Founders, Exchanges, and Anonymous Whales
Beyond Ripple itself, individual founders hold notable balances. Chris Larsen, Ripple’s executive chairman, holds an estimated 2.5 billion XRP across several wallets. That amount represents roughly 4.6% of XRP’s total market cap. At the same time, Ripple is retaining 25% of the total XRP supply with the strategic anticipation that growing demand for network services, specifically cross-border payments, will increase the value of XRP.
Crypto exchanges also rank among the largest holders, though these balances reflect customer assets rather than corporate ownership. Bithumb holds about 1.8 billion XRP, while Binance holds roughly 1.75 billion XRP. These exchange wallets facilitate trading and custody, which explains their scale.
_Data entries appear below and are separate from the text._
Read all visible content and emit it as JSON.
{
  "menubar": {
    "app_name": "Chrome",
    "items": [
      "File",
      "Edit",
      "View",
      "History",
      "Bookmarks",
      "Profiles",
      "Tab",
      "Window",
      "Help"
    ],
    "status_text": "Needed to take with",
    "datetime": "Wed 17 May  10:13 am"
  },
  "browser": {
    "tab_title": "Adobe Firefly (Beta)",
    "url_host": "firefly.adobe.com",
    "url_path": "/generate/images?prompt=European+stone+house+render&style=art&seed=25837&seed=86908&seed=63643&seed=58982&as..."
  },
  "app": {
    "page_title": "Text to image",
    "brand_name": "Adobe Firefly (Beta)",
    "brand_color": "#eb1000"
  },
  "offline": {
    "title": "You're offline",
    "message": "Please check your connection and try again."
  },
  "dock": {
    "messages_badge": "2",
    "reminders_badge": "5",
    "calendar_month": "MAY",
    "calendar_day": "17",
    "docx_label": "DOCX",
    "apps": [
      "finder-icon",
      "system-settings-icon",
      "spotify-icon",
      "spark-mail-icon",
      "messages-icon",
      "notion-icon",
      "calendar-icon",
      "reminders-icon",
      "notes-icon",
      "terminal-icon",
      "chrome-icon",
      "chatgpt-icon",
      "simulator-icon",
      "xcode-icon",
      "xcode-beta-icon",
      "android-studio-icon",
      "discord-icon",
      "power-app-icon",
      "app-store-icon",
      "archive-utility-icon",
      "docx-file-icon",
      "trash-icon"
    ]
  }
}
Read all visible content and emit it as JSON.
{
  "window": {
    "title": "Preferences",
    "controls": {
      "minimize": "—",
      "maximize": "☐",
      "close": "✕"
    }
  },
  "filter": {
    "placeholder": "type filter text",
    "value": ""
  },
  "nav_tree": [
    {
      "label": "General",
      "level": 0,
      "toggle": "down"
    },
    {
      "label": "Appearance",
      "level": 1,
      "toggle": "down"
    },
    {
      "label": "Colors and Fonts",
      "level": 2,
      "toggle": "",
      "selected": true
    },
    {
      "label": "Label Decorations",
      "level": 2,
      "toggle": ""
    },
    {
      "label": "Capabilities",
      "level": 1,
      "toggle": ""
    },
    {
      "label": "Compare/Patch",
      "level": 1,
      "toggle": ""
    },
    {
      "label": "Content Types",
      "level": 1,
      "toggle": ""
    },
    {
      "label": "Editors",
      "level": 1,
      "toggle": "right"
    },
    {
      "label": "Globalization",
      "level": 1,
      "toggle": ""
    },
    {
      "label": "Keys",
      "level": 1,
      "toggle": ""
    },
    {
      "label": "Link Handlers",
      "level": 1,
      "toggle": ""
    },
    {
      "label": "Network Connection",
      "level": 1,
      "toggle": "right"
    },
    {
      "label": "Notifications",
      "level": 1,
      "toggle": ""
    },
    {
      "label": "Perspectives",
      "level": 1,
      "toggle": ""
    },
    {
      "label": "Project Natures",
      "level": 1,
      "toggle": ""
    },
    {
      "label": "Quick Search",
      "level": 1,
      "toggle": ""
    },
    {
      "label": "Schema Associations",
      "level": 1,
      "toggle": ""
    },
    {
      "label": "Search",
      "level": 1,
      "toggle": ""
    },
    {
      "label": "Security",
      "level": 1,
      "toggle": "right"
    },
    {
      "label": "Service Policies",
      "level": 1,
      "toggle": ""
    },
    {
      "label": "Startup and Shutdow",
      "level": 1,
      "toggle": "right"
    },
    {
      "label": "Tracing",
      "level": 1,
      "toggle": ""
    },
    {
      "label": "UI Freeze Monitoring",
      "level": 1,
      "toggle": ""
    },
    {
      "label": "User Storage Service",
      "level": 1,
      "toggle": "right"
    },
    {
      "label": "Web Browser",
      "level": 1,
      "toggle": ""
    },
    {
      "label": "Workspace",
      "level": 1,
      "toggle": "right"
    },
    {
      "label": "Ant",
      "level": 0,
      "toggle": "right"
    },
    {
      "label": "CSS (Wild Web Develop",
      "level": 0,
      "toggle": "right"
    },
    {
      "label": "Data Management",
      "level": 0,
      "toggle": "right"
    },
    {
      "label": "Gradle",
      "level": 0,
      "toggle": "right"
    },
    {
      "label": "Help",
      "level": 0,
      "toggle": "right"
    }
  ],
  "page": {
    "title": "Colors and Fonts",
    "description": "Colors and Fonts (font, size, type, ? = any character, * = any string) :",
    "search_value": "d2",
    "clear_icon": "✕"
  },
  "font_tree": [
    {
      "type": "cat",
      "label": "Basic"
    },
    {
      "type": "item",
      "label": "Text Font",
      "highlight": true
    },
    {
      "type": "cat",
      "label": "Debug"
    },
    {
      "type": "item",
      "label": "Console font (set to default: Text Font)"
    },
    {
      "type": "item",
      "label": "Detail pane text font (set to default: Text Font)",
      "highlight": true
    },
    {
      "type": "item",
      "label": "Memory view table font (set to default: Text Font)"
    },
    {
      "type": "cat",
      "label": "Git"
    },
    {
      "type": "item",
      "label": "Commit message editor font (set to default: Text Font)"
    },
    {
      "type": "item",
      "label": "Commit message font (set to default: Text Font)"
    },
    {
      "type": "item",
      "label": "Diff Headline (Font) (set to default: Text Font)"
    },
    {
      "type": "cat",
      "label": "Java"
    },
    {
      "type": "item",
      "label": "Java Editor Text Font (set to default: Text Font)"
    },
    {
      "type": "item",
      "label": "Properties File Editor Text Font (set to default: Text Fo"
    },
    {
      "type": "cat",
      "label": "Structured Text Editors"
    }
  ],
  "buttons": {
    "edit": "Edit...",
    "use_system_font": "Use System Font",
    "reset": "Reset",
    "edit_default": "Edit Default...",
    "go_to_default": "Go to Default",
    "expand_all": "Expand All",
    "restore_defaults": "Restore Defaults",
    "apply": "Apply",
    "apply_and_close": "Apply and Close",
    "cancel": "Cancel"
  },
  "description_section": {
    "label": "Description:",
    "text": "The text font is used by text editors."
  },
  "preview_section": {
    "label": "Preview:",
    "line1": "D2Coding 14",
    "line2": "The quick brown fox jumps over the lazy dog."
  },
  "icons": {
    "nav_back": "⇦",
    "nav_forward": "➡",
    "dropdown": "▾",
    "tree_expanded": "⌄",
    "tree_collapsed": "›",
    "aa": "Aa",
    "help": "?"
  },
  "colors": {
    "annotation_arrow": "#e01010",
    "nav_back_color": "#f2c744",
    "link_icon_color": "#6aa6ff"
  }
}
Several large wallets remain anonymous. One wallet labeled rLD5k36bJkNk… holds around 1.2 billion XRP, while another known as rJ9Ey7HbscSE… controls about 713 million XRP. Blockchain transparency allows tracking of balances, yet pseudonymous addresses limit real-world identification. Who sits behind these wallets? Institutions, funds, or long-term individual holders remain the most common explanations.
Ownership Concentration and Whale Activity
Ownership concentration remains a defining feature of XRP. The top 100 wallets control roughly 68% of circulating supply, highlighting the influence of large holders. Exchange data shows whale accumulation intensified following the August 2025 court ruling.
Larger investors appear to increase positions, while retail activity reflects a mix of accumulation and short-term trading.
At the same time, exchange balances have shifted. In 2025, Bithumb entered the top ten XRP wallets after increasing holdings by about 30%, replacing Uphold. Binance’s balance declined slightly, signaling redistribution rather than uniform accumulation.
Institutional Growth After Regulatory Clarity
Regulatory clarity has reshaped XRP’s ownership profile. Ripple’s settlement with the SEC confirmed that only institutional sales violated securities laws, allowing Ripple to continue broader operations. That outcome encouraged institutional participation and supported new products such as spot XRP ETFs.
In November 2025, Ripple raised $500 million from firms including Citadel Securities, Galaxy Digital, and Pantera Capital, pushing its valuation near $40 billion. Partnerships with companies such as Mastercard and ETF approvals have further integrated XRP into regulated financial markets.
As institutional interest expands, ownership data shows a clear picture. Ripple still controls the supply framework, exchanges support liquidity, and large holders continue to shape market behavior. The ledger reveals the numbers, but the next phase will test how this distribution evolves under greater institutional participation.